Hence I do not think that Labour is able to simply step back into the Clark/Cullen shoes. Instead it needs to outline its policies clearly and defend them vigorously, rather than take the conciliatory approach that Shearer's opening speech seemed to me to suggest.

Olwyn said...

I forgot to add, Happy New Year, Chris, Victor, and all the commentators on this blog, and thank you for another year's interesting conversation.

Victor said...

Olwyn

We are in agreement.

I think that Labour needs to articulate clearly that it has an inherently better (tried, trusted and proven) approach to "growing the pie" than what's on offer from the right of the spectrum.

And it should also make it absolutely clear that there is no contradiction between growing the pie and divvying it up in humane and socially responsible ways. On the contrary, the two goals support each other.

For far too long, Labour has allowed itself to be seen as either National-lite or as only concerned with divvying up and not with wealth creation.
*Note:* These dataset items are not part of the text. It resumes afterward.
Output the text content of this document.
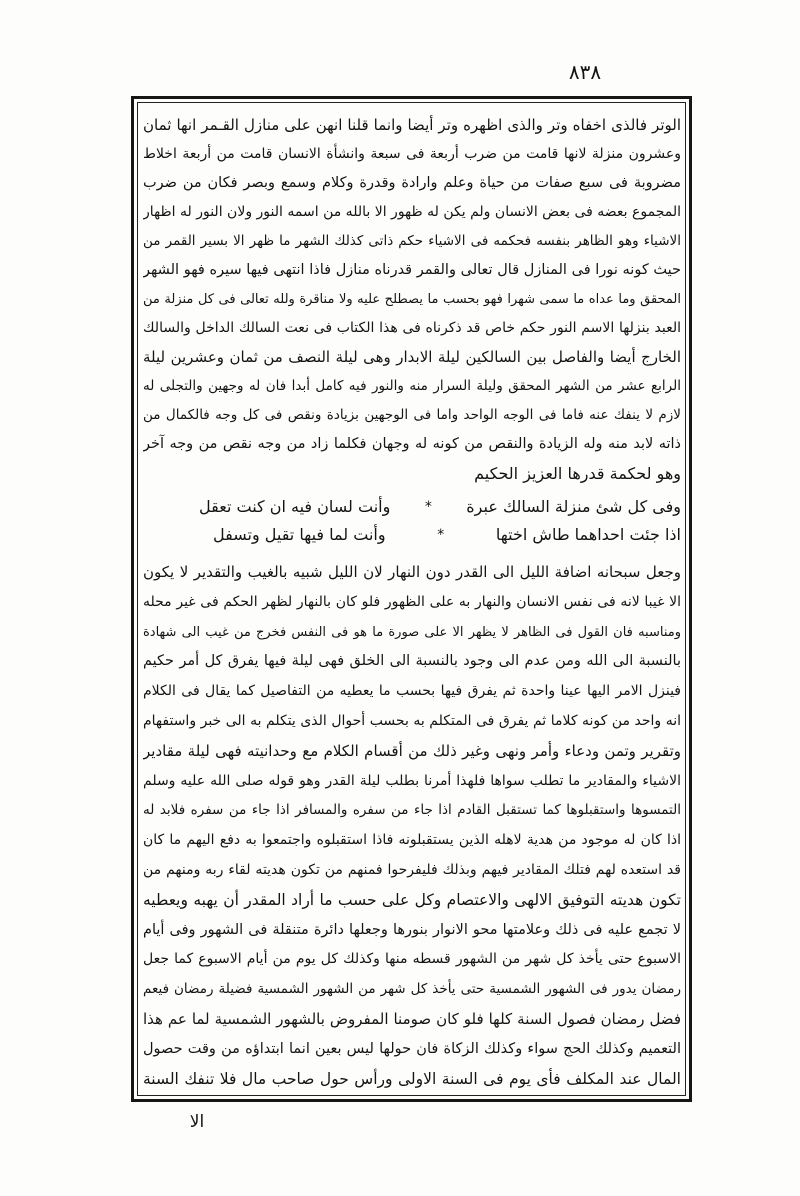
٨٣٨
الوتر فالذى اخفاه وتر والذى اظهره وتر أيضا وانما قلنا انهن على منازل القـمر انها ثمان
وعشرون منزلة لانها قامت من ضرب أربعة فى سبعة وانشأة الانسان قامت من أربعة اخلاط
مضروبة فى سبع صفات من حياة وعلم وارادة وقدرة وكلام وسمع وبصر فكان من ضرب
المجموع بعضه فى بعض الانسان ولم يكن له ظهور الا بالله من اسمه النور ولان النور له اظهار
الاشياء وهو الظاهر بنفسه فحكمه فى الاشياء حكم ذاتى كذلك الشهر ما ظهر الا بسير القمر من
حيث كونه نورا فى المنازل قال تعالى والقمر قدرناه منازل فاذا انتهى فيها سيره فهو الشهر
المحقق وما عداه ما سمى شهرا فهو بحسب ما يصطلح عليه ولا مناقرة ولله تعالى فى كل منزلة من
العبد بنزلها الاسم النور حكم خاص قد ذكرناه فى هذا الكتاب فى نعت السالك الداخل والسالك
الخارج أيضا والفاصل بين السالكين ليلة الابدار وهى ليلة النصف من ثمان وعشرين ليلة
الرابع عشر من الشهر المحقق وليلة السرار منه والنور فيه كامل أبدا فان له وجهين والتجلى له
لازم لا ينفك عنه فاما فى الوجه الواحد واما فى الوجهين بزيادة ونقص فى كل وجه فالكمال من
ذاته لابد منه وله الزيادة والنقص من كونه له وجهان فكلما زاد من وجه نقص من وجه آخر
وهو لحكمة قدرها العزيز الحكيم
وفى كل شئ منزلة السالك عبرة
*
وأنت لسان فيه ان كنت تعقل
اذا جئت احداهما طاش اختها
*
وأنت لما فيها تقيل وتسفل
وجعل سبحانه اضافة الليل الى القدر دون النهار لان الليل شبيه بالغيب والتقدير لا يكون
الا غيبا لانه فى نفس الانسان والنهار به على الظهور فلو كان بالنهار لظهر الحكم فى غير محله
ومناسبه فان القول فى الظاهر لا يظهر الا على صورة ما هو فى النفس فخرج من غيب الى شهادة
بالنسبة الى الله ومن عدم الى وجود بالنسبة الى الخلق فهى ليلة فيها يفرق كل أمر حكيم
فينزل الامر اليها عينا واحدة ثم يفرق فيها بحسب ما يعطيه من التفاصيل كما يقال فى الكلام
انه واحد من كونه كلاما ثم يفرق فى المتكلم به بحسب أحوال الذى يتكلم به الى خبر واستفهام
وتقرير وتمن ودعاء وأمر ونهى وغير ذلك من أقسام الكلام مع وحدانيته فهى ليلة مقادير
الاشياء والمقادير ما تطلب سواها فلهذا أمرنا بطلب ليلة القدر وهو قوله صلى الله عليه وسلم
التمسوها واستقبلوها كما تستقبل القادم اذا جاء من سفره والمسافر اذا جاء من سفره فلابد له
اذا كان له موجود من هدية لاهله الذين يستقبلونه فاذا استقبلوه واجتمعوا به دفع اليهم ما كان
قد استعده لهم فتلك المقادير فيهم وبذلك فليفرحوا فمنهم من تكون هديته لقاء ربه ومنهم من
تكون هديته التوفيق الالهى والاعتصام وكل على حسب ما أراد المقدر أن يهبه ويعطيه
لا تجمع عليه فى ذلك وعلامتها محو الانوار بنورها وجعلها دائرة متنقلة فى الشهور وفى أيام
الاسبوع حتى يأخذ كل شهر من الشهور قسطه منها وكذلك كل يوم من أيام الاسبوع كما جعل
رمضان يدور فى الشهور الشمسية حتى يأخذ كل شهر من الشهور الشمسية فضيلة رمضان فيعم
فضل رمضان فصول السنة كلها فلو كان صومنا المفروض بالشهور الشمسية لما عم هذا
التعميم وكذلك الحج سواء وكذلك الزكاة فان حولها ليس بعين انما ابتداؤه من وقت حصول
المال عند المكلف فأى يوم فى السنة الاولى ورأس حول صاحب مال فلا تنفك السنة
الا
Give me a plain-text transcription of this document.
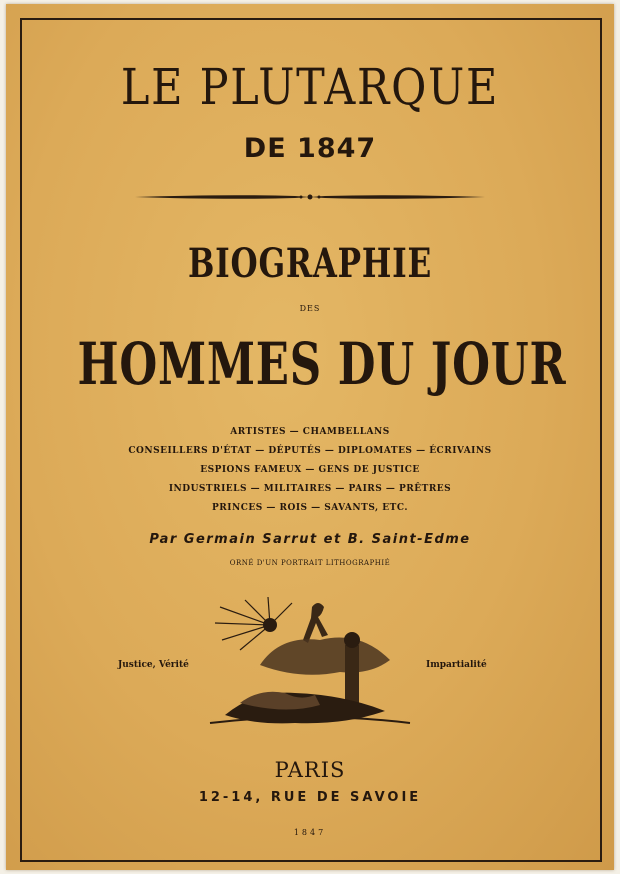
LE PLUTARQUE
DE 1847
BIOGRAPHIE
DES
HOMMES DU JOUR
ARTISTES — CHAMBELLANS
CONSEILLERS D'ÉTAT — DÉPUTÉS — DIPLOMATES — ÉCRIVAINS
ESPIONS FAMEUX — GENS DE JUSTICE
INDUSTRIELS — MILITAIRES — PAIRS — PRÊTRES
PRINCES — ROIS — SAVANTS, ETC.
Par Germain Sarrut et B. Saint-Edme
ORNÉ D'UN PORTRAIT LITHOGRAPHIÉ
Justice, Vérité	Impartialité
PARIS
12-14, RUE DE SAVOIE
1847
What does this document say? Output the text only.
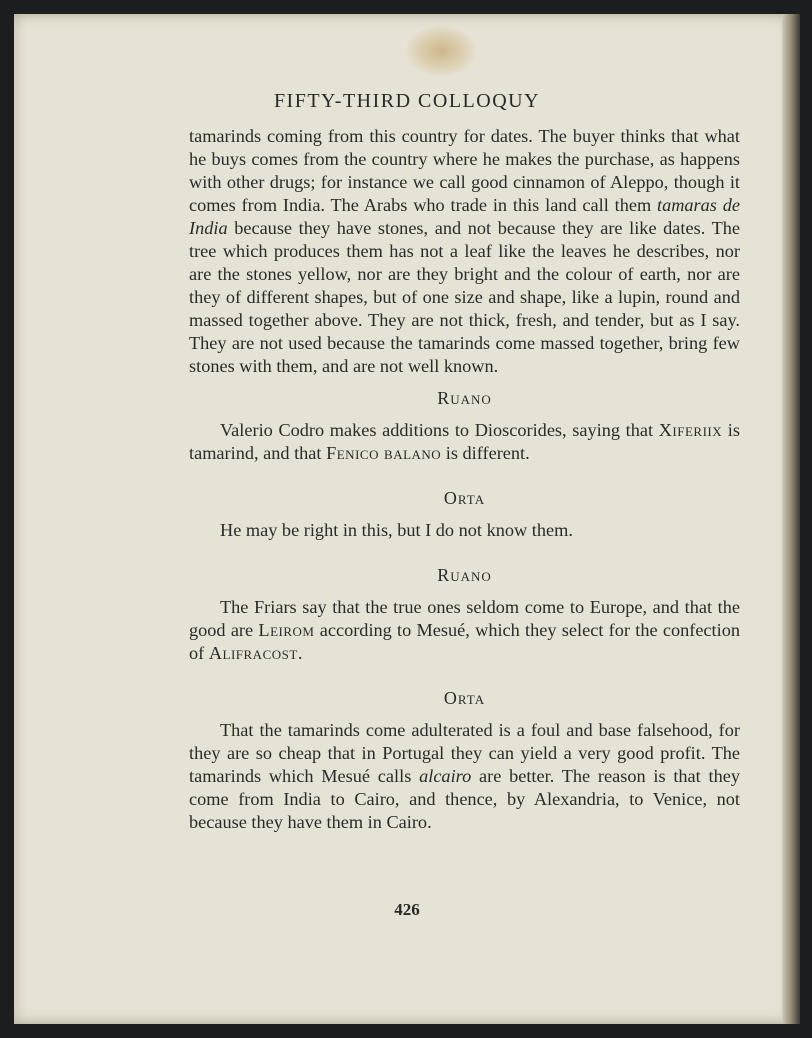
FIFTY-THIRD COLLOQUY

tamarinds coming from this country for dates. The buyer thinks that what he buys comes from the country where he makes the purchase, as happens with other drugs; for instance we call good cinnamon of Aleppo, though it comes from India. The Arabs who trade in this land call them tamaras de India because they have stones, and not because they are like dates. The tree which produces them has not a leaf like the leaves he describes, nor are the stones yellow, nor are they bright and the colour of earth, nor are they of different shapes, but of one size and shape, like a lupin, round and massed together above. They are not thick, fresh, and tender, but as I say. They are not used because the tamarinds come massed together, bring few stones with them, and are not well known.

Ruano

Valerio Codro makes additions to Dioscorides, saying that Xiferiix is tamarind, and that Fenico balano is different.

Orta

He may be right in this, but I do not know them.

Ruano

The Friars say that the true ones seldom come to Europe, and that the good are Leirom according to Mesué, which they select for the confection of Alifracost.

Orta

That the tamarinds come adulterated is a foul and base falsehood, for they are so cheap that in Portugal they can yield a very good profit. The tamarinds which Mesué calls alcairo are better. The reason is that they come from India to Cairo, and thence, by Alexandria, to Venice, not because they have them in Cairo.

426
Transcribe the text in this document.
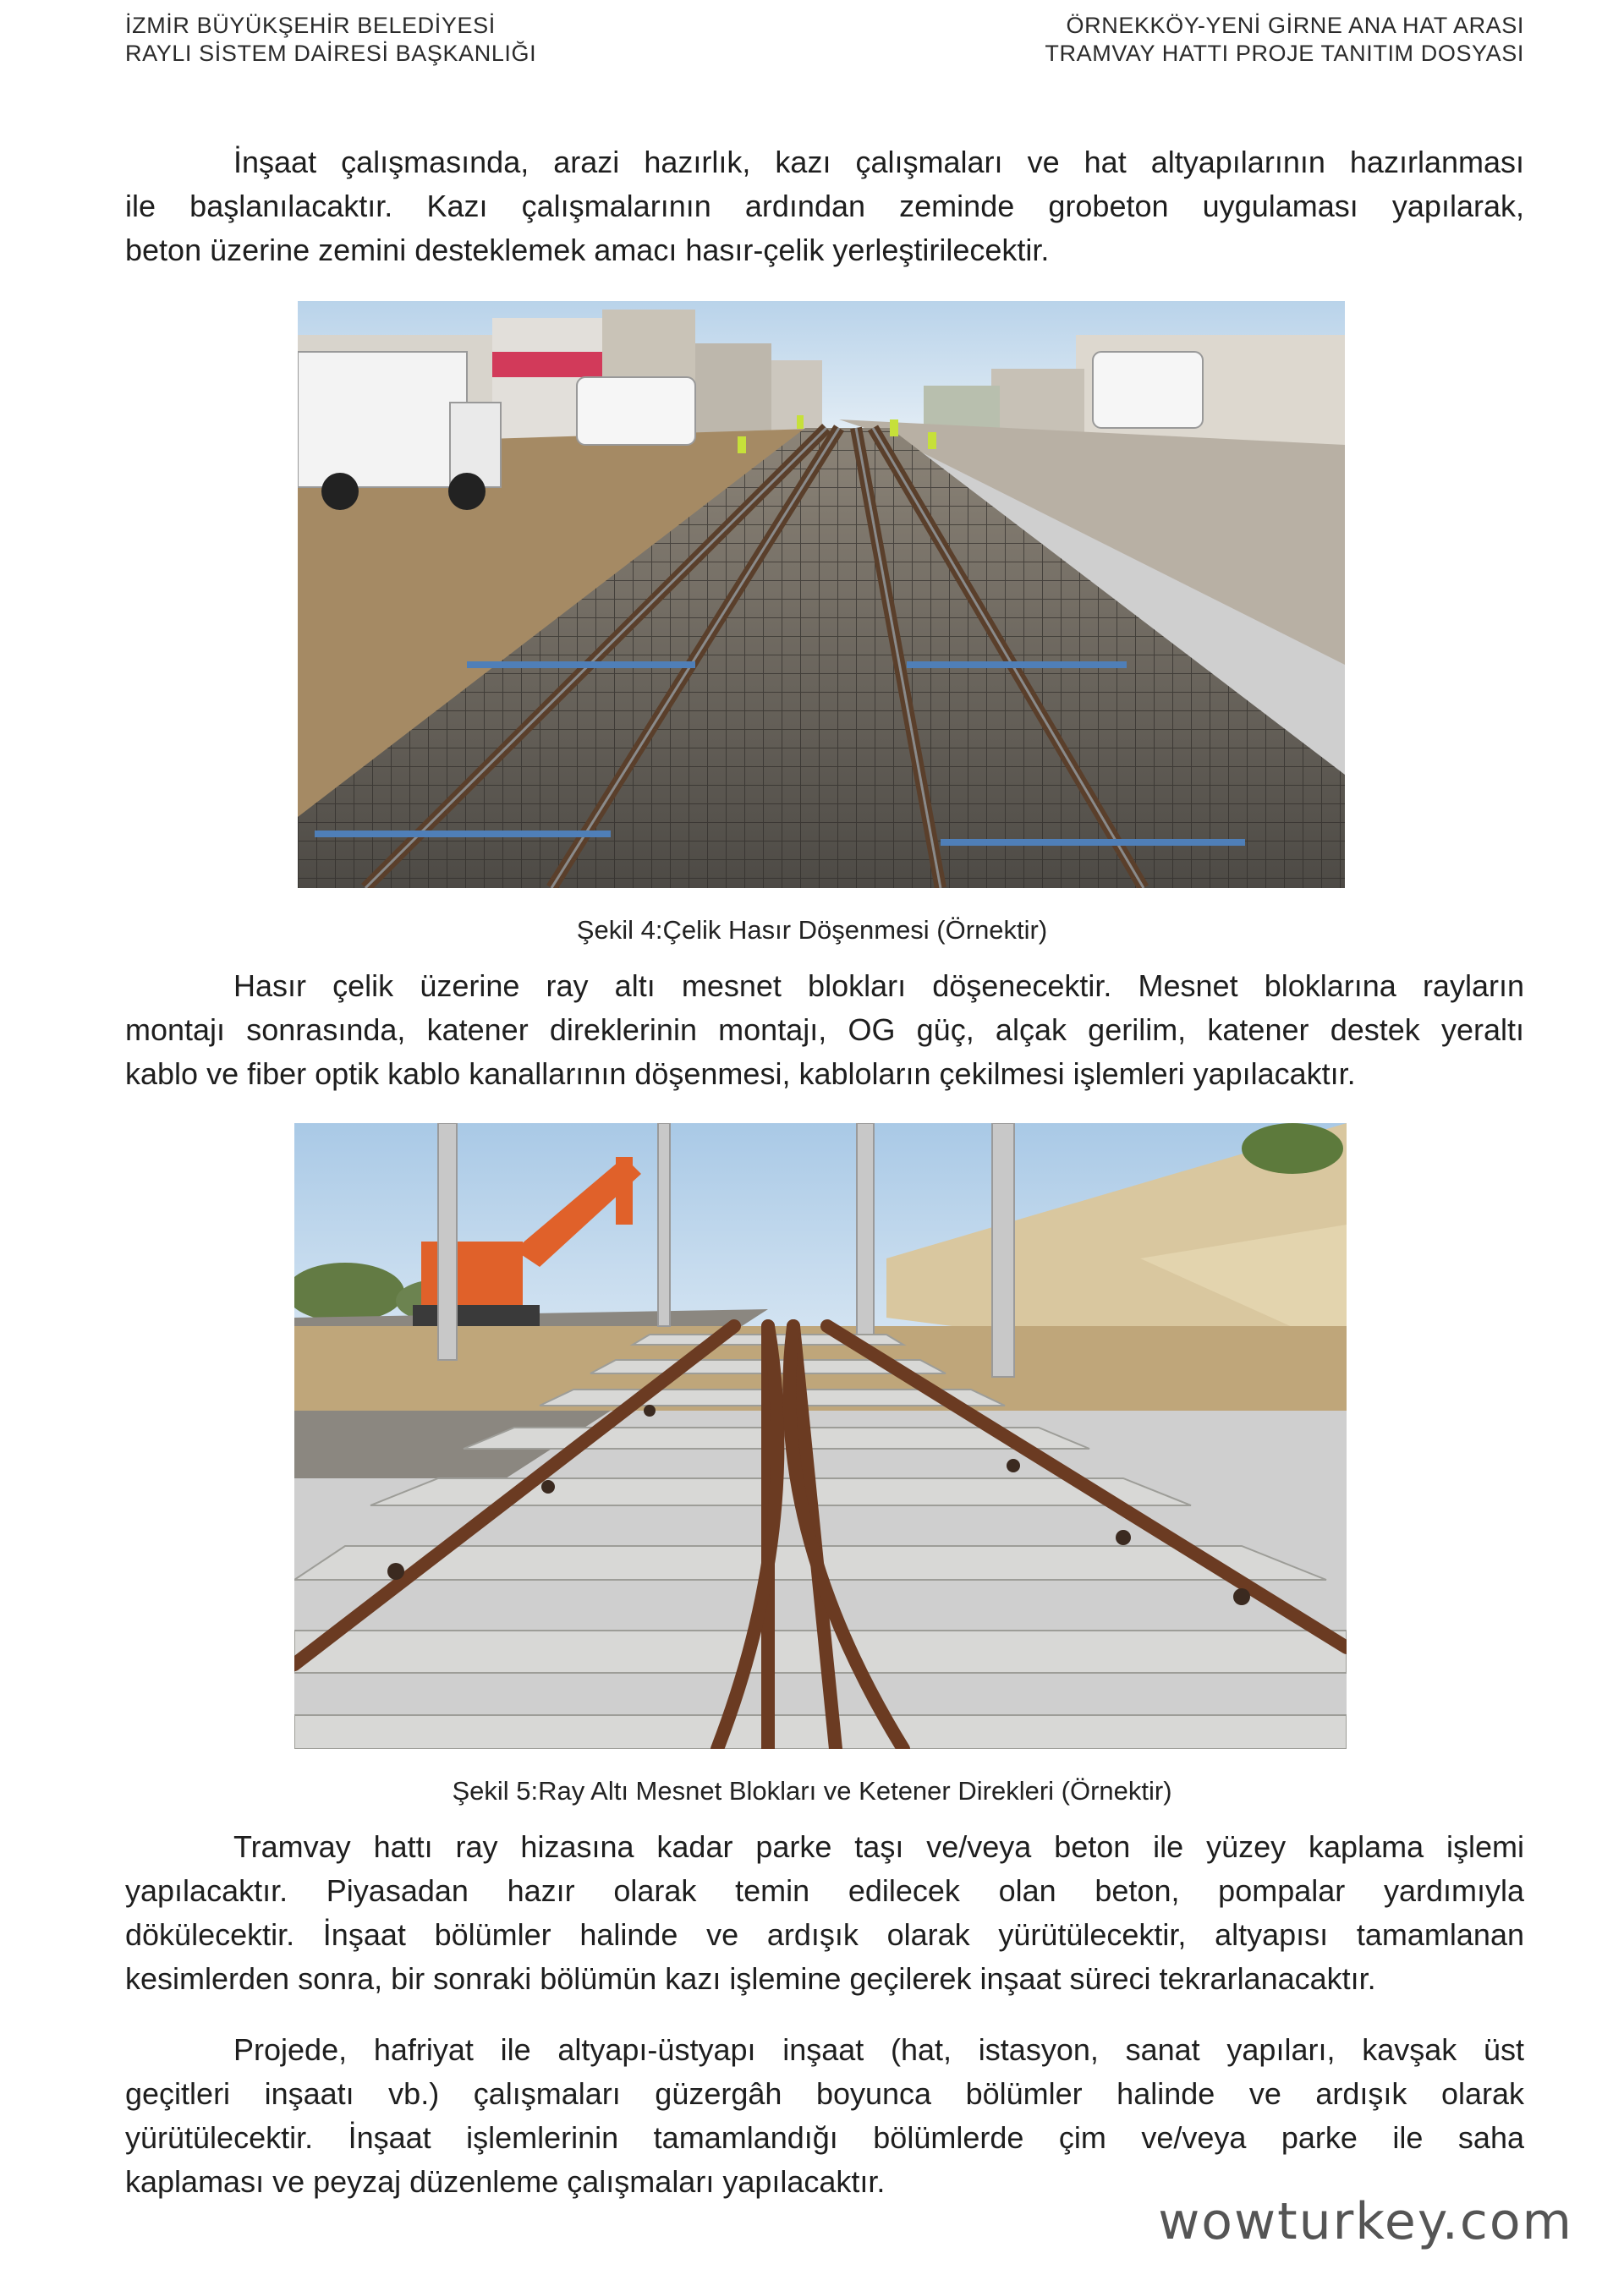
İZMİR BÜYÜKŞEHİR BELEDİYESİ
RAYLI SİSTEM DAİRESİ BAŞKANLIĞI
ÖRNEKKÖY-YENİ GİRNE ANA HAT ARASI
TRAMVAY HATTI PROJE TANITIM DOSYASI
İnşaat çalışmasında, arazi hazırlık, kazı çalışmaları ve hat altyapılarının hazırlanması
ile başlanılacaktır. Kazı çalışmalarının ardından zeminde grobeton uygulaması yapılarak,
beton üzerine zemini desteklemek amacı hasır-çelik yerleştirilecektir.
Şekil 4:Çelik Hasır Döşenmesi (Örnektir)
Hasır çelik üzerine ray altı mesnet blokları döşenecektir. Mesnet bloklarına rayların
montajı sonrasında, katener direklerinin montajı, OG güç, alçak gerilim, katener destek yeraltı
kablo ve fiber optik kablo kanallarının döşenmesi, kabloların çekilmesi işlemleri yapılacaktır.
Şekil 5:Ray Altı Mesnet Blokları ve Ketener Direkleri (Örnektir)
Tramvay hattı ray hizasına kadar parke taşı ve/veya beton ile yüzey kaplama işlemi
yapılacaktır. Piyasadan hazır olarak temin edilecek olan beton, pompalar yardımıyla
dökülecektir. İnşaat bölümler halinde ve ardışık olarak yürütülecektir, altyapısı tamamlanan
kesimlerden sonra, bir sonraki bölümün kazı işlemine geçilerek inşaat süreci tekrarlanacaktır.
Projede, hafriyat ile altyapı-üstyapı inşaat (hat, istasyon, sanat yapıları, kavşak üst
geçitleri inşaatı vb.) çalışmaları güzergâh boyunca bölümler halinde ve ardışık olarak
yürütülecektir. İnşaat işlemlerinin tamamlandığı bölümlerde çim ve/veya parke ile saha
kaplaması ve peyzaj düzenleme çalışmaları yapılacaktır.
wowturkey.com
It's long past time to put these conflicting follies to bed.

And a Happy New Year to you too!

rouppe said...

In Clark's version of "growing the pie", the pie was state employment, and growing it was achieved by raiding the pantry and neglecting to replenish it.

Eventually the pantry (taxes from business and individuals) runs out and the pie collapses into itself as the supply of ingredients that was previously thought to be inexhaustible dries up.